O presidente do Supremo Tribunal Federal, ministro Cezar Peluso, embora se dizendo não ter vocação para déspota e com relevantes serviços prestados à magistratura com a sua comprovadíssima honestidade magistral, perdeu uma grande oportunidade de pôr uma definição na constitucionalidade da Lei da Ficha-limpa,projeto de iniciatica popular, talvés um dos momentos mais lúcidos e clarividentes da Sociedade Democrática Brasileira para dar um basta a todas as formas de corrupção dentro da seara da administração pública, e frear a candidatura de todos os homens que se dizem "públicos",e se aproveitam do manto da Constituição "Pãe" para continuar surrupiando, saqueando e roubando a nação!!!Bastava que seguisse a decisão tomada pelo TSE!! Qual a inconstitucionalidade dessa Lei???!!! Sua inconstitucionalidade está na má-fé do Senador Francisco Dornelles, que de forma esperta e matreira mudou o tempo verbal de um artigo que não altera em nada sua constitucionalidade.
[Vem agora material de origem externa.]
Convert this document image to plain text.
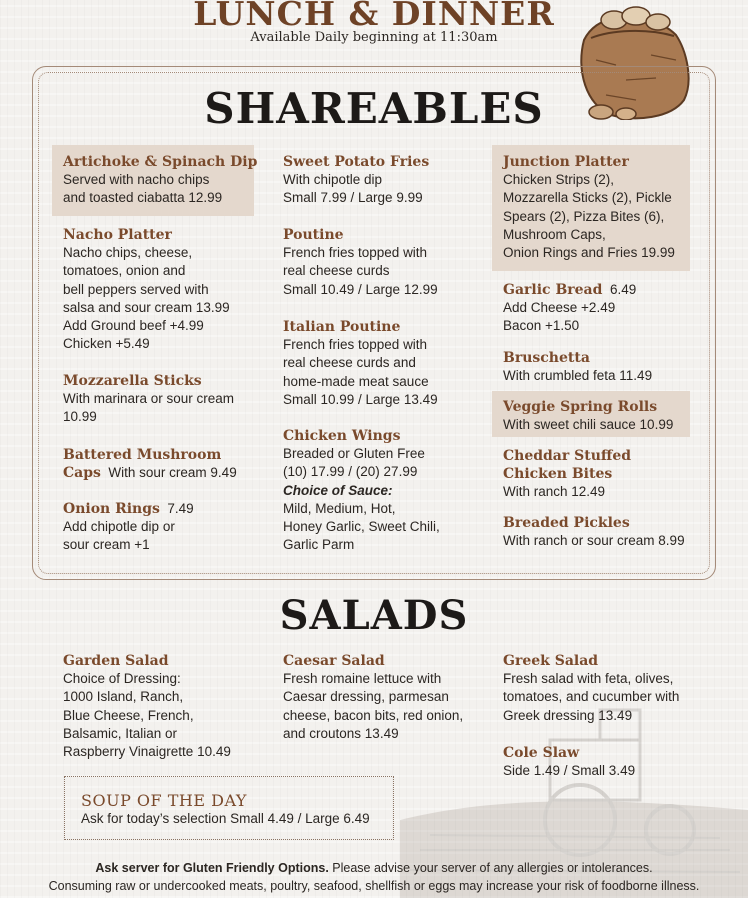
LUNCH & DINNER
Available Daily beginning at 11:30am
SHAREABLES
Artichoke & Spinach Dip
Served with nacho chips
and toasted ciabatta 12.99
Nacho Platter
Nacho chips, cheese,
tomatoes, onion and
bell peppers served with
salsa and sour cream 13.99
Add Ground beef +4.99
Chicken +5.49
Mozzarella Sticks
With marinara or sour cream
10.99
Battered Mushroom
Caps With sour cream 9.49
Onion Rings 7.49
Add chipotle dip or
sour cream +1
Sweet Potato Fries
With chipotle dip
Small 7.99 / Large 9.99
Poutine
French fries topped with
real cheese curds
Small 10.49 / Large 12.99
Italian Poutine
French fries topped with
real cheese curds and
home-made meat sauce
Small 10.99 / Large 13.49
Chicken Wings
Breaded or Gluten Free
(10) 17.99 / (20) 27.99
Choice of Sauce:
Mild, Medium, Hot,
Honey Garlic, Sweet Chili,
Garlic Parm
Junction Platter
Chicken Strips (2),
Mozzarella Sticks (2), Pickle
Spears (2), Pizza Bites (6),
Mushroom Caps,
Onion Rings and Fries 19.99
Garlic Bread 6.49
Add Cheese +2.49
Bacon +1.50
Bruschetta
With crumbled feta 11.49
Veggie Spring Rolls
With sweet chili sauce 10.99
Cheddar Stuffed
Chicken Bites
With ranch 12.49
Breaded Pickles
With ranch or sour cream 8.99
SALADS
Garden Salad
Choice of Dressing:
1000 Island, Ranch,
Blue Cheese, French,
Balsamic, Italian or
Raspberry Vinaigrette 10.49
Caesar Salad
Fresh romaine lettuce with
Caesar dressing, parmesan
cheese, bacon bits, red onion,
and croutons 13.49
Greek Salad
Fresh salad with feta, olives,
tomatoes, and cucumber with
Greek dressing 13.49
Cole Slaw
Side 1.49 / Small 3.49
SOUP OF THE DAY
Ask for today’s selection Small 4.49 / Large 6.49
Ask server for Gluten Friendly Options. Please advise your server of any allergies or intolerances.
Consuming raw or undercooked meats, poultry, seafood, shellfish or eggs may increase your risk of foodborne illness.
Se o TSE teve o bonsenso de primar pela constitucionalidade da Lei e barrar a sujeira da putrefação candidatícia!! Por que o STF não fez!!?? Qual problema nisso!!?? Até hoje o STF não disse se o SERASA E O SPC são inconstitucionais, e contituam por aí transformando seres honestos e probos em "fichas-sujas"!!! E agora!!?? com a palavra os ministros que votaram cotra a Lei da Ficha Limpa.